I think of the guy who’s really intent on having more money than anyone else. He works 35 hours a day and sets the alarm for an hour earlier than he should because he wants to be one step ahead of all the others. He’s convinced that once he has enough money, he’ll finally be happy (“has anyone ever gotten to the point where they have enough money?”). The last time he prayed was when his grandmother died, and that was probably out of guilt or habit, and he spent most of the Funeral trying to keep his mother from seeing he was reading a text from his broker. He certainly doesn’t have time for Church, or even for Christmas.


And then there’s the gal who’s been let down so many times and finds all that pious chatter boring. Each relationship, each boss and every institution had been disappointment to her. They’re all fakes, each trying to take advanatage of her. They are like those little pop-ups on the internet, following her around to sell her something, make a buck off her. And despite the nagging of her mother, she knows that Church is just one more fake. She couldn’t care less, even at Christmas.


And then there’s the people who have been hurt, over and over again. So deeply hurt that their hearts are frozen and brittle and trembling. And they don’t want to be hurt again. So the last place they want to be is sitting is on a hard pew surrounded by gullible people singing about comfort and joy.


Yup, it’s very cold out there.
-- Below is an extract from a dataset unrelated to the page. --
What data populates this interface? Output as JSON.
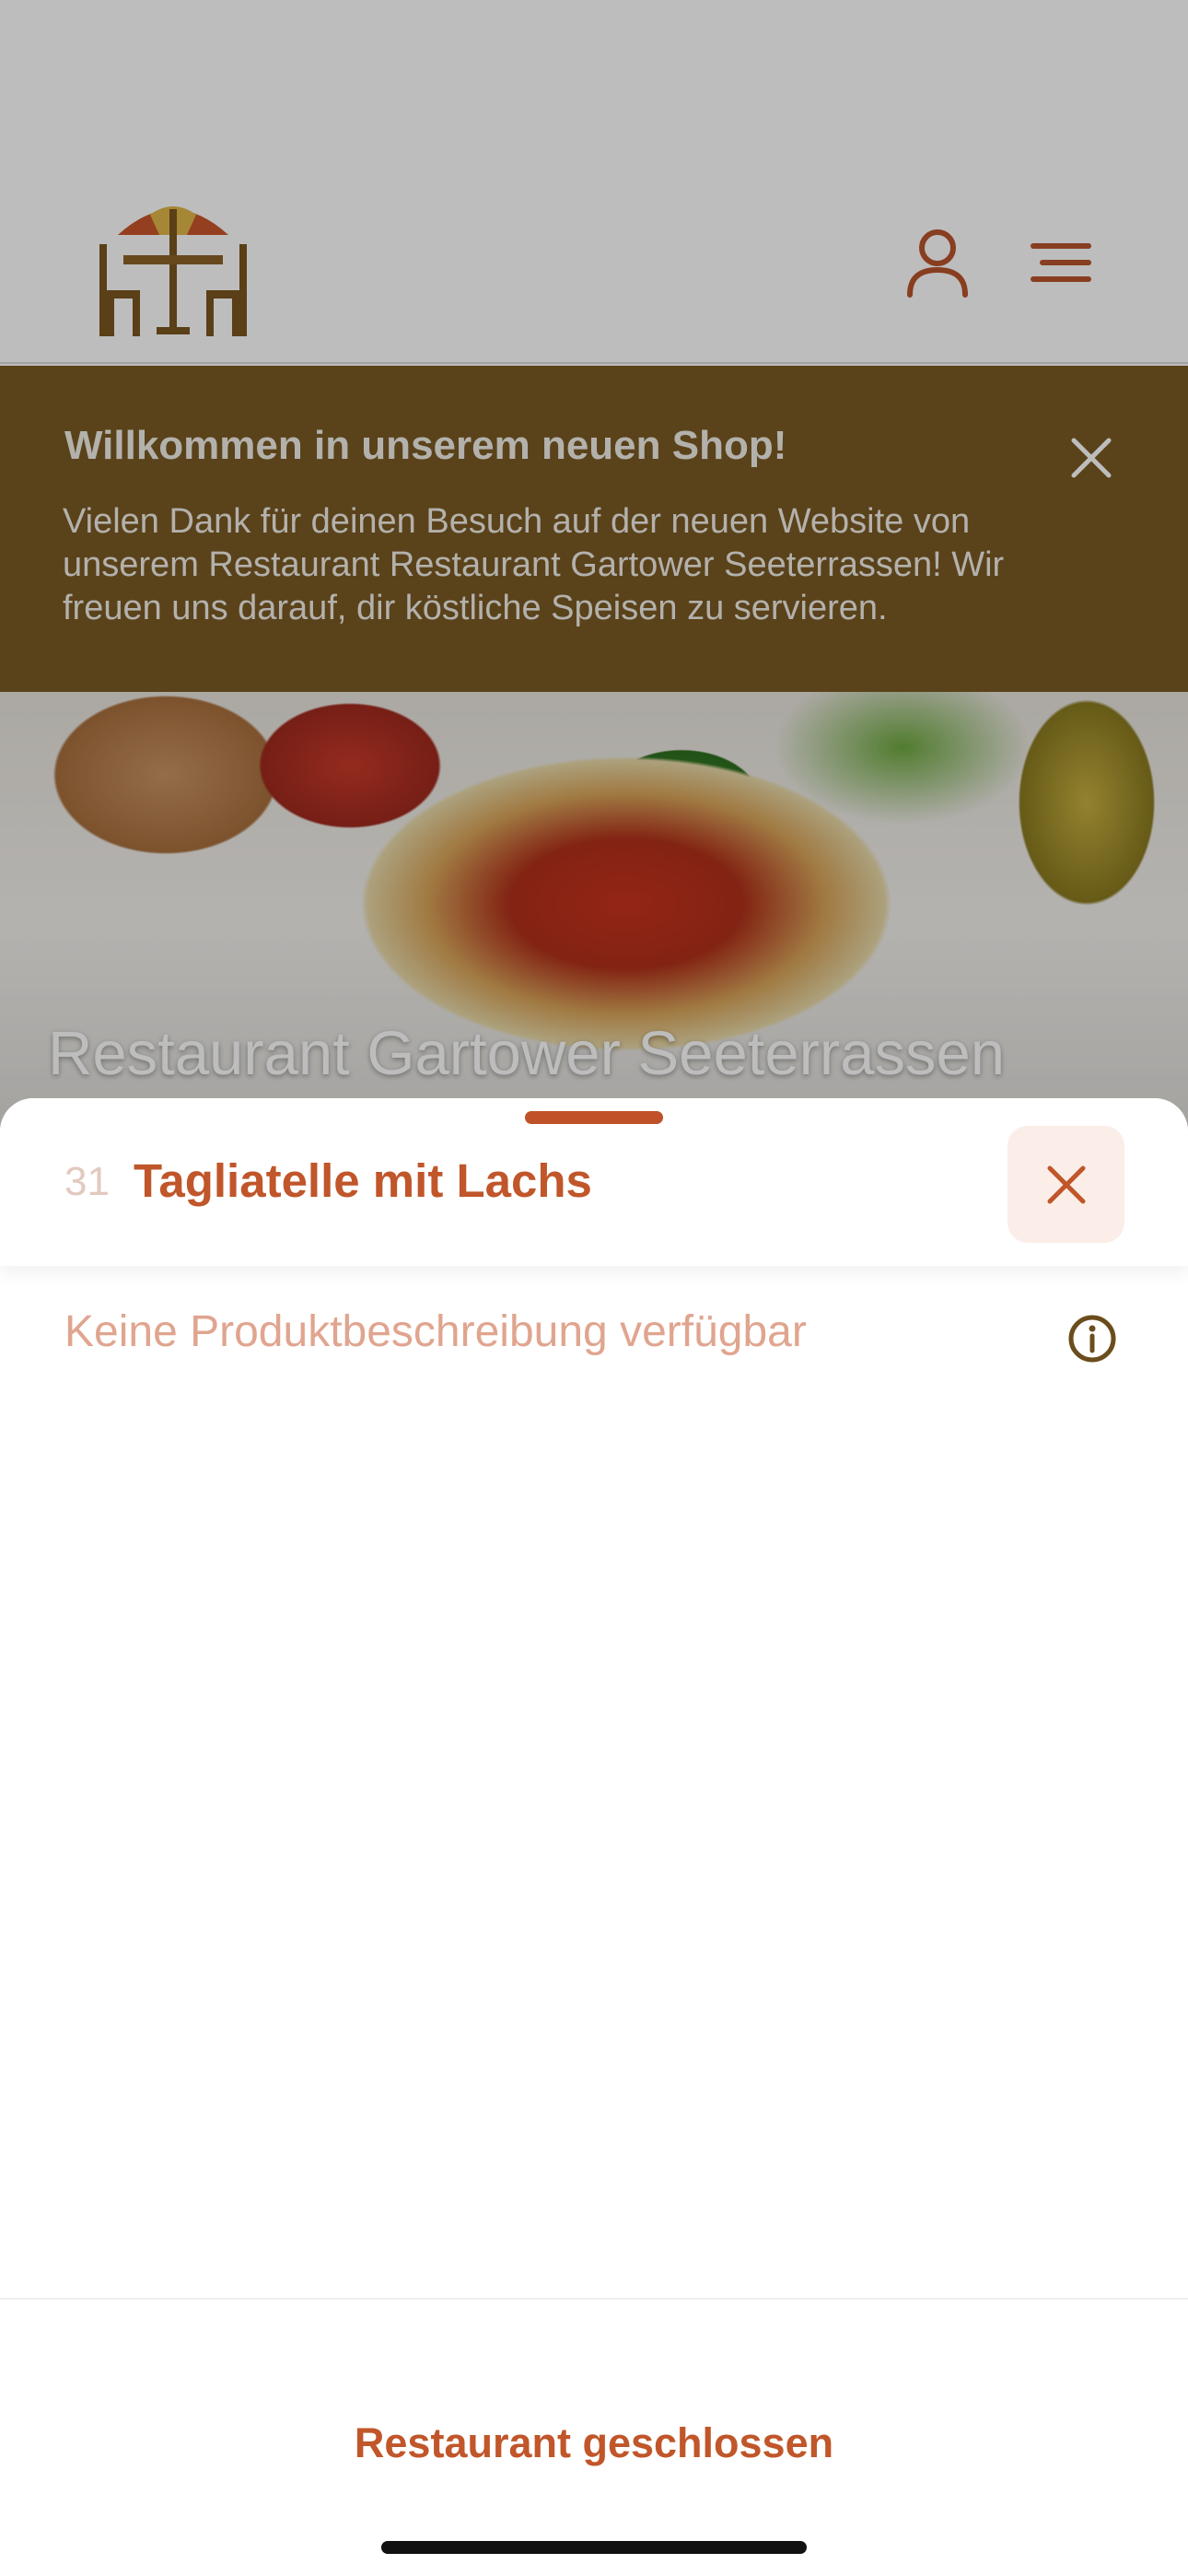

Way down deep inside of them, it’s very very cold. 


Perhaps that’s is why Pope Francis recalls Dante’s description of hell as the place where the devil sits on a throne of ice “in frozen, loveless isolation.” Hell is the place, he says, where “we prefer our own desolation rather than the comfort of God’s word and his Sacraments.” And such desolation is characterized by a stone cold refusal to love, to a “cooling of charity, [with] selfishness and spiritual sloth, sterile pessimism, the temptation to self-absorption, constant fighting with other people, and a worldly mentality that makes us concerned only for how stuff looks…”


So maybe in these coldest and darkest days of the year, you can spare a thought or a prayer, or even a kind word for those who dwell in the cold darkness.  Maybe even invite them to come to Church with you at Christmas. They’ll probably say no again, but maybe it will be a little sign to them that you love them.


And perhaps you might teach them the Christmas prayer of Saint Catherine of Siena, who used to ask God to preserve her ‘from every evil thought; warm me, Lord, inflame me with your dear love, that every pain might float away.’